Mac stayed in the lounge to listen to Andrew speak on “Why We Fought – Propaganda and World War II-part 2 of 2.” Historian, Andrew Jampoler, discussed the early origins of Japanese evolution from a feudal empire, when Cook arrived in 1854, followed by a long build-up into a military power. Japan began exercising its perceived right to invade Manchuria and China in the 1890’s, the Sino-Japanese wars. The Russian-Japanese war of 1905 followed. The military leaders grew more confident and powerful. After decolonization of the Pacific by the world powers following WW1, Japan saw opportunities to advance militarily into SE Asia and the islands and before WW2 joined the Axis with Germany and Italy. He showed Japan’s propaganda justifying their expansion in SE Asia and America’s written and film propaganda trying to stimulate interest in an insular country at that time. Pearl Harbor changed everything. Now the focus was supporting troop morale.

Having a leisurely sea day, so we thought about a walk on deck and were surprised that is had rained briefly. The walking deck was officially closed for safety reasons. We participated in the noontime game today – Family Feud. We had another fun time with Lisa and Morry but our efforts fell outside the scoring range. After another fine dinner at the Prime 7, we attended ShowTime’s “Music and Song” starring multi-instrumentalist and vocalist, Danny Elliott. He played at least 12 different instruments, sang, tap danced, and provided moments of humor.
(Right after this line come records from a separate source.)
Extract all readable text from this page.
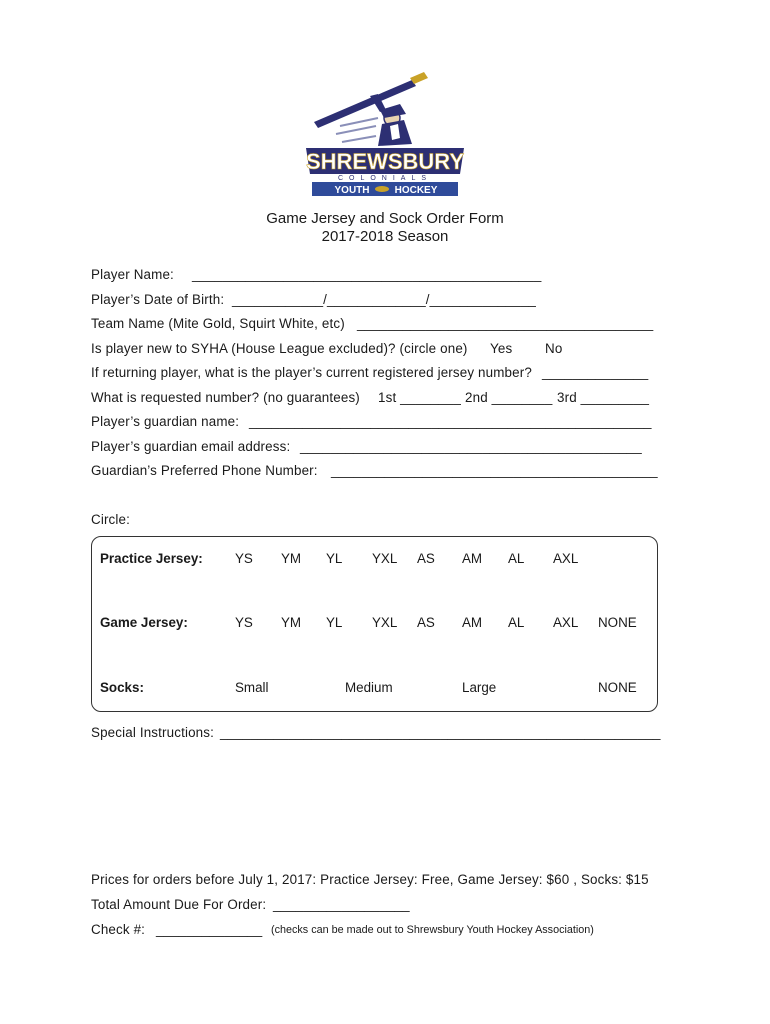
SHREWSBURY
COLONIALS
YOUTH	HOCKEY
Game Jersey and Sock Order Form
2017-2018 Season
Player Name: ______________________________________________
Player’s Date of Birth: ____________/_____________/______________
Team Name (Mite Gold, Squirt White, etc) _______________________________________
Is player new to SYHA (House League excluded)? (circle one) Yes No
If returning player, what is the player’s current registered jersey number? ______________
What is requested number? (no guarantees) 1st ________ 2nd ________ 3rd _________
Player’s guardian name: _____________________________________________________
Player’s guardian email address: _____________________________________________
Guardian’s Preferred Phone Number: ___________________________________________
Circle:
Practice Jersey: YS YM YL YXL AS AM AL AXL
Game Jersey:	YS YM YL YXL AS AM AL AXL NONE
Socks:	Small	Medium	Large	NONE
Special Instructions: __________________________________________________________
Prices for orders before July 1, 2017: Practice Jersey: Free, Game Jersey: $60 , Socks: $15
Total Amount Due For Order: __________________
Check #: ______________ (checks can be made out to Shrewsbury Youth Hockey Association)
Later, we checked the moon from the top deck. The clouds seem to be disbursing. We might get a chance to see the trifecta, a super blue blood moon with an eclipse, a Supermoon Trilogy. Weather permitting, at 11:50 p.m., the event begins and totals by 12:50 a.m., becoming completely red, or reddish. We will stay up to try to witness this phenomenon that last happened 152 years ago. We just don’t know if the cloud cover will improve. At this time, the moon is behind clouds with hazy occasional peaks. Not the best.